Pets allowed
Allowed
Elevation Gain
6,500.00 ft (1,981.20 m)
Trail type
Loop
Distance
56.80 mi (91.41 km)
Please respect the outdoors by practicing Leave No Trace. Learn more about how to apply the principles of Leave No Trace on your next outdoor adventure here.

The hike around Oregon's Three Sisters is rivaled only by the Timberline Trail around Mount Hood as a premiere backpacking trip in Oregon. The Three Sisters are the third, fourth, and fifth tallest mountains in the state, and each mountain exceeds 10,000 feet in elevation. The mountains include 15 named glaciers, almost half of Oregon’s 35 named glaciers. The three volcanic peaks create a diverse ecosystem of glacial-cut valleys, alpine tundra, lakes, volcanic lava fields, and dense forest that all beg to be explored. There are many ways to accomplish this hike, but the most popular is to hike counterclockwise starting from Devils Lake Campground at the south end, including a summit of South Sister (a 10,358-foot walk-up) if you have the time. All three mountains originated in different geological situations, and the composition of each mountain varies greatly. South Sister is still active, having erupted only 2,000 years ago, while Middle Sister is dormant and North Sister is extinct.

Beginning from Devils Lake, start by climbing on the South Sister summit trail until the first four-way intersection with the Moraine Lake Trail. Turn right and hike past Moraine Lake, taking in the wonderful reflection of South Sister off of its surface. Continue onward and turn left at the Green Lakes junction and continue north along the flank of South Sister.

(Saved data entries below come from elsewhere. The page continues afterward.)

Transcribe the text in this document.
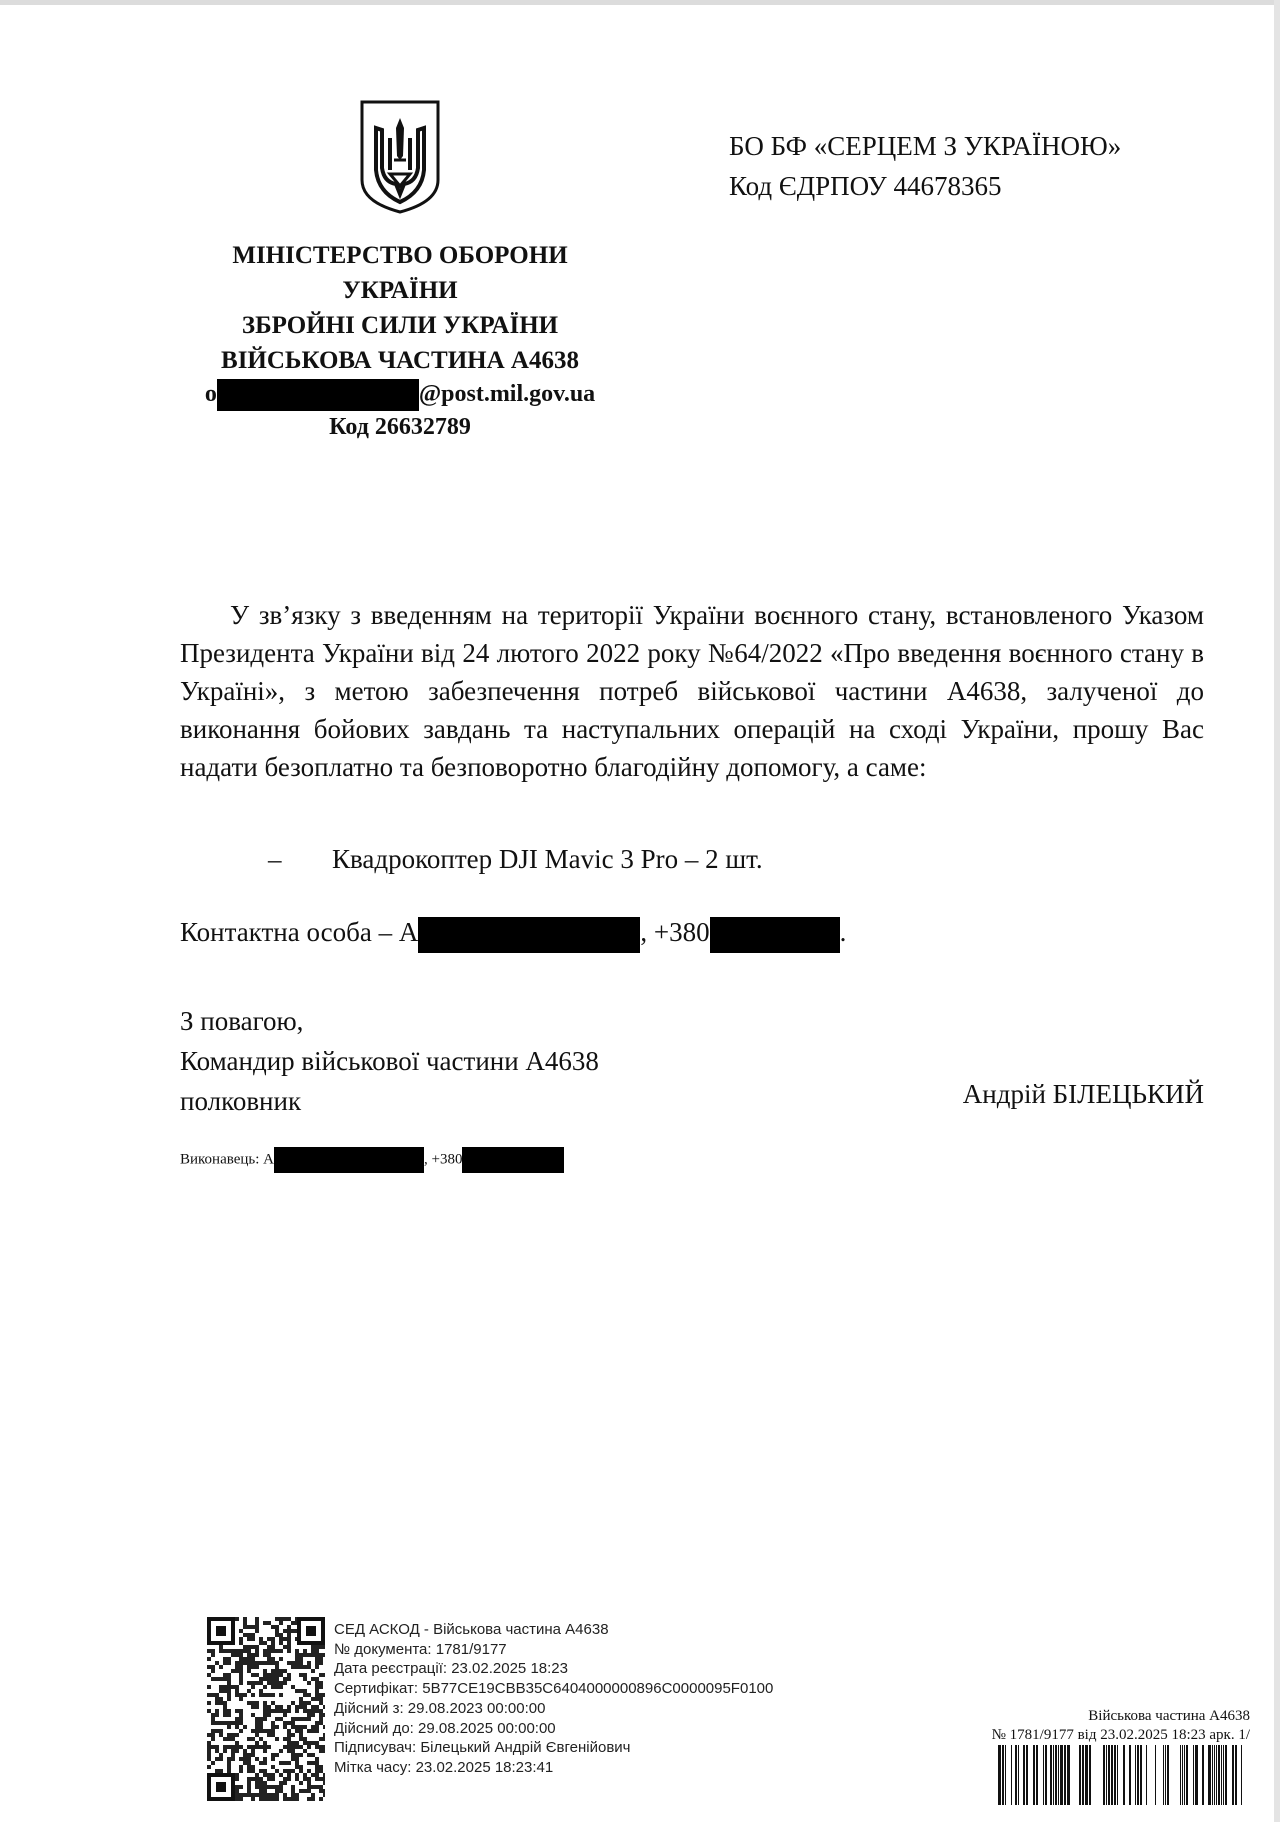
МІНІСТЕРСТВО ОБОРОНИ
УКРАЇНИ
ЗБРОЙНІ СИЛИ УКРАЇНИ
ВІЙСЬКОВА ЧАСТИНА А4638
о	@post.mil.gov.ua
Код 26632789
БО БФ «СЕРЦЕМ З УКРАЇНОЮ»
Код ЄДРПОУ 44678365

У зв’язку з введенням на території України воєнного стану, встановленого Указом Президента України від 24 лютого 2022 року №64/2022 «Про введення воєнного стану в Україні», з метою забезпечення потреб військової частини А4638, залученої до виконання бойових завдань та наступальних операцій на сході України, прошу Вас надати безоплатно та безповоротно благодійну допомогу, а саме:

– Квадрокоптер DJI Mavic 3 Pro – 2 шт.
Контактна особа – А	, +380	.
З повагою,
Командир військової частини А4638
полковник	Андрій БІЛЕЦЬКИЙ
Виконавець: А	, +380
СЕД АСКОД - Військова частина А4638
№ документа: 1781/9177
Дата реєстрації: 23.02.2025 18:23
Сертифікат: 5B77CE19CBB35C6404000000896C0000095F0100
Дійсний з: 29.08.2023 00:00:00
Дійсний до: 29.08.2025 00:00:00
Підписувач: Білецький Андрій Євгенійович
Мітка часу: 23.02.2025 18:23:41
Військова частина А4638
№ 1781/9177 від 23.02.2025 18:23 арк. 1/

If you have a good GPS unit, map, and navigation skills, there exists a way to connect the Green Lakes Trail to excellent off-trail camping and to reconnect at Camp Lake to rejoin the main loop. Follow the terrain carefully along the shelf extending north from the Green Lakes Trail once it begins to lose elevation on the far side of the pass. You will cross several creek beds, which may be dry depending on the time of year and rainfall. Once you come to a cliff, enjoy the views and then turn left to climb up toward Chamber Lakes. There are several permanent snowfields that make good water sources and clearings that make excellent camping. Drop down on the far side of the highest spur and make your way down to Camp Lake and take the trail back down to the Green Lakes Trail. Turn left at the intersection to make your way to Scott Pass and the Matthieu Lakes area.

This is where the trail turns back south along the Pacific Crest Trail and through dramatic volcanic lava beds. Soak in the diverse colors of the snow, sky, and red volcanic rock as you pass by North, Middle, and then toward South Sister. If you have the energy, Collier Cone makes a great viewpoint, but there are better to come in case your legs try to argue with you. Take care when passing through the Obsidian Zone, where permits for passing through are required for any of the trails except the Pacific Crest Trail.

Continue on the PCT until you reach the Le Conte Crater Trail to your left, and make sure you are full on water before taking the turn because there will be few water sources until the lake halfway up summit of South Sister the following morning. There are many fields to choose from for camping if you are trying to summit South Sister the next day; otherwise you will soon reach the four-way intersection on the first day.

If you do attempt to summit, make sure you leave as early as possible to beat the crowds coming up from Devils Lake and to catch the sunrise from the mountain itself. With good weather, the view from South Sister north will be something you’ll never forget, with a string of mountains before you including Middle Sister, North Sister, Three Fingered Jack, Mount Jefferson, Mount Washington, and on a very clear day you might be lucky enough to see Mount Hood.

Make your way safely back down the volcanic rock toward the trailhead, where hordes of people will surely be passing you on their way up. Great views of the lava fields from above, Mount Bachelor, and Broken Top will keep you entertained most of the way down until you enter the dense forest below the intersection. Follow it back to your car and get a well deserved meal in Bend before you head home.

Logistics + Planning

Preferable season(s)

Summer
Fall

Congestion

Low

Parking Pass

Sometimes

Pros

Great views. Volcanic terrain. Wilderness experience.

Cons

Large burn area on the east side.

Trailhead Elevation

5,479.00 ft (1,670.00 m)

Net Elevation Gain

4,900.00 ft (1,493.52 m)

Features

Backcountry camping
Waterfalls
Bird watching
Wildlife
Big Game Watching
Big vistas
Old-growth forest
Wildflowers
Geologically significant

Typically multi-day

No

Location

Field Guide

Comments

I did the PCT section in 2016 in July, MOSQUITOES! please be ready for them if you have no choice but to do it in July. Other than that, this place is GORGEOUS for backpacking.
04/01/2018
Anyone done this loop in mid to late May? Will snow be an issue, or is the trail at a low elevation?
I've heard this is a beautiful trail. Can't wait to try it!